The journald design is horrible to the point of useless
The journald design is horrible to the point of useless
Posted Dec 2, 2011 14:18 UTC (Fri) by dlang (guest, #313)In reply to: The journald design is horrible to the point of useless by anselm
Parent article: That newfangled Journal thing
finding which file in a series of time-rotated files a particular time is in is pretty trivial, as is finding the time in the log file once you have opened it (at least if you use a normal test editor), you can either do the binary search yourself by jumping to various line numbers, or just search for the timestamp you are looking for. You are really overstating the difficulty here. Yes this can be done wrong (rolling the logs daily, even if you have gigs of logs in a day is usually not a wise thing to do for example)

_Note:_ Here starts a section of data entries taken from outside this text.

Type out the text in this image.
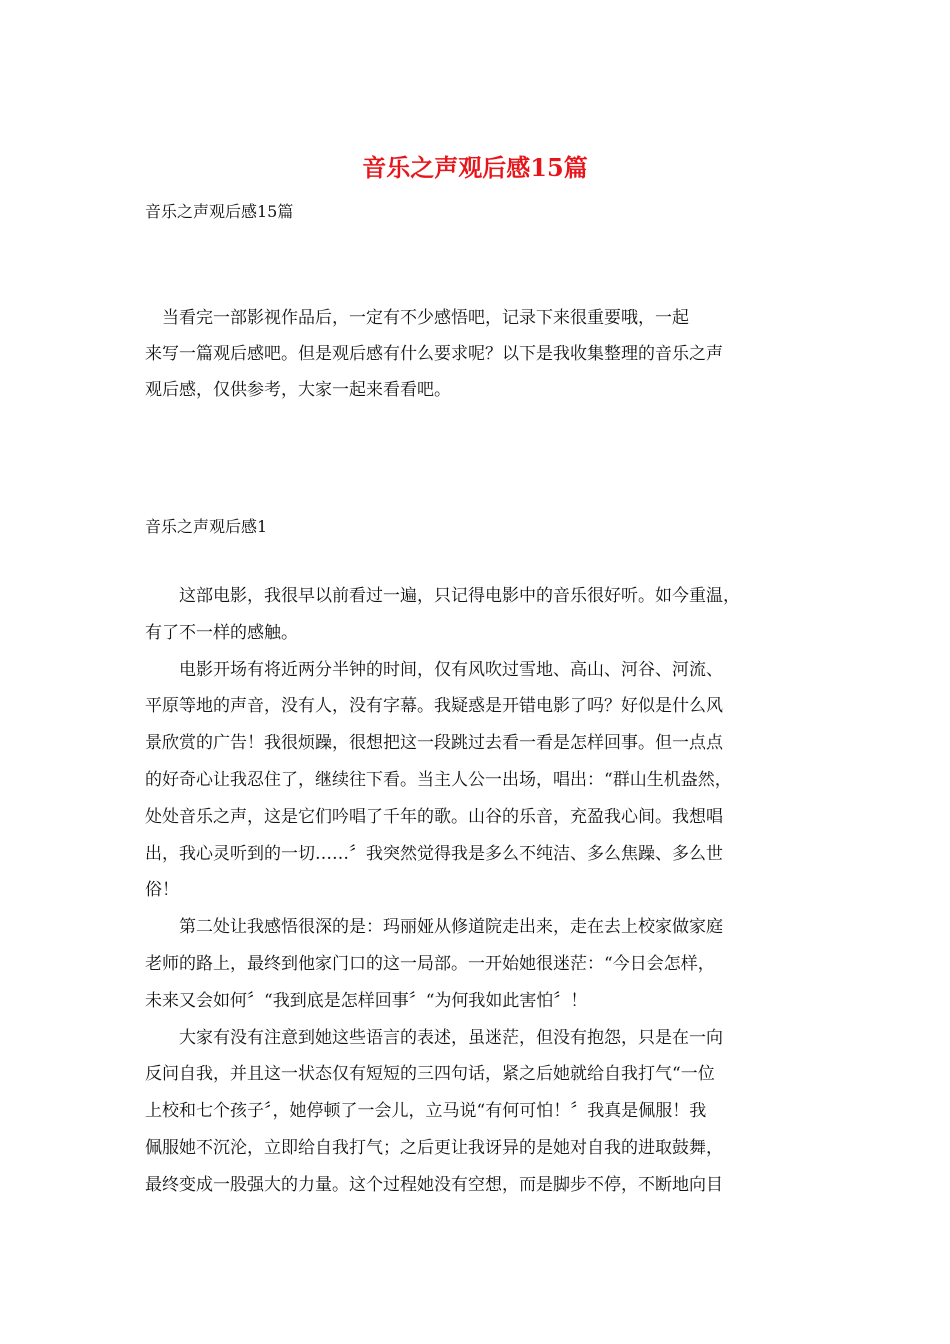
音乐之声观后感15篇
音乐之声观后感15篇
　当看完一部影视作品后，一定有不少感悟吧，记录下来很重要哦，一起
来写一篇观后感吧。但是观后感有什么要求呢？以下是我收集整理的音乐之声
观后感，仅供参考，大家一起来看看吧。
音乐之声观后感1
　　这部电影，我很早以前看过一遍，只记得电影中的音乐很好听。如今重温，
有了不一样的感触。
　　电影开场有将近两分半钟的时间，仅有风吹过雪地、高山、河谷、河流、
平原等地的声音，没有人，没有字幕。我疑惑是开错电影了吗？好似是什么风
景欣赏的广告！我很烦躁，很想把这一段跳过去看一看是怎样回事。但一点点
的好奇心让我忍住了，继续往下看。当主人公一出场，唱出：“群山生机盎然，
处处音乐之声，这是它们吟唱了千年的歌。山谷的乐音，充盈我心间。我想唱
出，我心灵听到的一切……〞我突然觉得我是多么不纯洁、多么焦躁、多么世
俗！
　　第二处让我感悟很深的是：玛丽娅从修道院走出来，走在去上校家做家庭
老师的路上，最终到他家门口的这一局部。一开始她很迷茫：“今日会怎样，
未来又会如何〞“我到底是怎样回事〞“为何我如此害怕〞！
　　大家有没有注意到她这些语言的表述，虽迷茫，但没有抱怨，只是在一向
反问自我，并且这一状态仅有短短的三四句话，紧之后她就给自我打气“一位
上校和七个孩子〞，她停顿了一会儿，立马说“有何可怕！〞我真是佩服！我
佩服她不沉沦，立即给自我打气；之后更让我讶异的是她对自我的进取鼓舞，
最终变成一股强大的力量。这个过程她没有空想，而是脚步不停，不断地向目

the idea that you can get the log messages when you ask for the status of a program only works in the trivial case where all the logs are written by the one pid that was started by the program you are asking about the status. If that pid started other processes that then wrote logs, systemd (or equivalent) isn't going to have a way of knowing for sure which 'service' those log messages are for.
I don't believe that the Journal is going to enforce programs writing well structured logs any more than the windows event log does (see Rainer's comment that in spite of the 'structure' being enforced by windows event log, the problem of analyzing logs on windows is the same mess that it is on *nix)
It sounds as if you have decided that anything that LP writes is the Pony that you want and any criticism of it just means the person doing the criticizing is against all progress.